Sustain Business Services Segment Revenue
Our Business Services segment generates the vast majority of its revenue from servicing and collecting on
our FFELP Loan portfolio and FFELP Loans for others. As a result of the elimination of FFELP in 2010,
servicing and collection revenues derived from FFELP-related sources are in decline. In 2012 we will work to
offset these declines through two primary means—pursuing additional growth and expansion of our non-FFELP -
related servicing and collection businesses and seeking to increase the FFELP-related loan servicing and
collection work we do for third parties. In 2012 we are targeting significant growth in the number of customers
we service for ED under our ED servicing and collection contracts, as well as in the total assets under
management in our 529 college-savings plans. We will explore both complementary and diversified strategies to
expand demand for our services in and beyond the student loan market. We will also more aggressively seek to
leverage our existing FFELP servicing platforms to be able to provide lower cost FFELP servicing to others
while increasing segment revenues from these sources.
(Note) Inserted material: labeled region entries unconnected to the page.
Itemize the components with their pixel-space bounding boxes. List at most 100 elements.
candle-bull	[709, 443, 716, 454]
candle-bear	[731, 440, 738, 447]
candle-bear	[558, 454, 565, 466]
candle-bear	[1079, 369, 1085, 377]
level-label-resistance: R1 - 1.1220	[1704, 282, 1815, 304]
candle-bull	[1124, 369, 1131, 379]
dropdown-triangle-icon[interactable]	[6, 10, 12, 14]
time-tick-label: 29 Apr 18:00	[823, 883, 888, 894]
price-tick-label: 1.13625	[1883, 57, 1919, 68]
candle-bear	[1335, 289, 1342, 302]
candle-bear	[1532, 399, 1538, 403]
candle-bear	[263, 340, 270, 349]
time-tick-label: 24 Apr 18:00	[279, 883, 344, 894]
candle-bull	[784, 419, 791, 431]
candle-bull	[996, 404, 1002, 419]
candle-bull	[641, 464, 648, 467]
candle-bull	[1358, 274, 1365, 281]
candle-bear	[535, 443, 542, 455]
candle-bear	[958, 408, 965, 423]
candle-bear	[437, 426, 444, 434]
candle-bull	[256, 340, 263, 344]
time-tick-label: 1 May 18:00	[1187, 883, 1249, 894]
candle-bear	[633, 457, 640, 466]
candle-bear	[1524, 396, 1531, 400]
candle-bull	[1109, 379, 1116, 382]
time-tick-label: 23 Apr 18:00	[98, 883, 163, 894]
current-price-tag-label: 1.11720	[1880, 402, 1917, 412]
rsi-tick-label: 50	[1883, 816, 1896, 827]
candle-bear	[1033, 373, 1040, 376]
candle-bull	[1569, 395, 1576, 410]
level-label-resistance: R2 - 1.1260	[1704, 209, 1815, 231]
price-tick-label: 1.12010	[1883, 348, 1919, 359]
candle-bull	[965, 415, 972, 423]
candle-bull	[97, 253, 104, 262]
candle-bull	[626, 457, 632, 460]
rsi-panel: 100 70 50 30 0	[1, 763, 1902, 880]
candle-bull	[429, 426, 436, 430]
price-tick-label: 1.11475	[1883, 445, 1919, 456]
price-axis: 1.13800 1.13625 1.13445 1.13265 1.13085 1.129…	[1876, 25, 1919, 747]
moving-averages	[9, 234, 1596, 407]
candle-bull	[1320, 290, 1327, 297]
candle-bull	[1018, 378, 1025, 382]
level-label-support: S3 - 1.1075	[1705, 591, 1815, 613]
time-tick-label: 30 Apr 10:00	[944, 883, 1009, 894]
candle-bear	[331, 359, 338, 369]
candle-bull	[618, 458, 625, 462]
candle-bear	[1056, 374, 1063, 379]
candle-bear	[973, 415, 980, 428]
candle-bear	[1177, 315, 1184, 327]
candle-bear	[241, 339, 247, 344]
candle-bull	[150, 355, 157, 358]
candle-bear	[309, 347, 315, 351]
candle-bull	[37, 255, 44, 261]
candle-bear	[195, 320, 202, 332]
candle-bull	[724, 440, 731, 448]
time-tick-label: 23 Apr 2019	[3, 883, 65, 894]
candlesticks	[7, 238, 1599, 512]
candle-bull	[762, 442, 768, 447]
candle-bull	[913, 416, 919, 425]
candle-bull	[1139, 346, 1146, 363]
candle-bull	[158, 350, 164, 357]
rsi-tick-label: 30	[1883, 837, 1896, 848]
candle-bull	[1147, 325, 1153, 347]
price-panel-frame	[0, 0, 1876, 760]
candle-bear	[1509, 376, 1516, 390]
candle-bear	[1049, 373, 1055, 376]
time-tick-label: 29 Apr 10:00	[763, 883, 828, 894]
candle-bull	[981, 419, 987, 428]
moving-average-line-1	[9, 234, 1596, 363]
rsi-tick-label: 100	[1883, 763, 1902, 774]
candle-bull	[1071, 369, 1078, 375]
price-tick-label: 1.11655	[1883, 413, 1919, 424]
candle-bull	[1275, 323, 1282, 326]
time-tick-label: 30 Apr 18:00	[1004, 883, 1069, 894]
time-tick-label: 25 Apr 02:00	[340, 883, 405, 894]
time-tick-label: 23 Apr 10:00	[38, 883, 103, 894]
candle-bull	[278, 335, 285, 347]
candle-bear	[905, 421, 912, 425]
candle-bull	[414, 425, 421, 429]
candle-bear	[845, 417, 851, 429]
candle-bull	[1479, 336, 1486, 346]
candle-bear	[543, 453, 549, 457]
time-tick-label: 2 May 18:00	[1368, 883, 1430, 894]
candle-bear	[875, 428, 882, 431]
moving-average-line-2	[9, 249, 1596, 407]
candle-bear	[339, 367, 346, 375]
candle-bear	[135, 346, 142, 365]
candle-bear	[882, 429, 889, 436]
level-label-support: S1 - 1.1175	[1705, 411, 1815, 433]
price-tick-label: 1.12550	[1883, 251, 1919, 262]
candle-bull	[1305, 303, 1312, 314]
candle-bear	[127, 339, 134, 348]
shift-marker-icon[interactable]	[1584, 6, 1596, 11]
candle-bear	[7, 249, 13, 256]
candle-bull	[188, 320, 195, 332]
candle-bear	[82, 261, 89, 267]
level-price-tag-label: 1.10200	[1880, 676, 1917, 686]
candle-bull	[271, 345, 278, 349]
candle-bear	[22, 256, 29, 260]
Maximize Cash Flows from FFELP Loans
In 2012 we will continue to focus on opportunistically purchasing additional FFELP Loan portfolios from
other lenders. As cash flows from our existing FFELP Loans decline over coming years, it also becomes
increasingly important that we actively manage and continue to reduce operating and overhead costs attributable
to the maintenance and management of this segment. Continuing to reduce these operating and overhead costs
will also increase net income for our Business Services segment.
Reduce Operating Expenses
We achieved our 2011 management objective of having a quarterly operating expense of $250 million or
less in the fourth quarter of 2011. In 2012 we will strive to sustain or improve on this quarterly run rate for the
full fiscal year.
Improve Our Financial Strength
In January 2012 we announced an increase in our quarterly dividend to $0.125 per share and a new $500
million common share repurchase program. Of equal note, it is management’s objective for 2012 to provide these
increased shareholder distributions while at the same time ending 2012 with a balance sheet and capital positions
as strong or stronger than those with which we ended in 2011.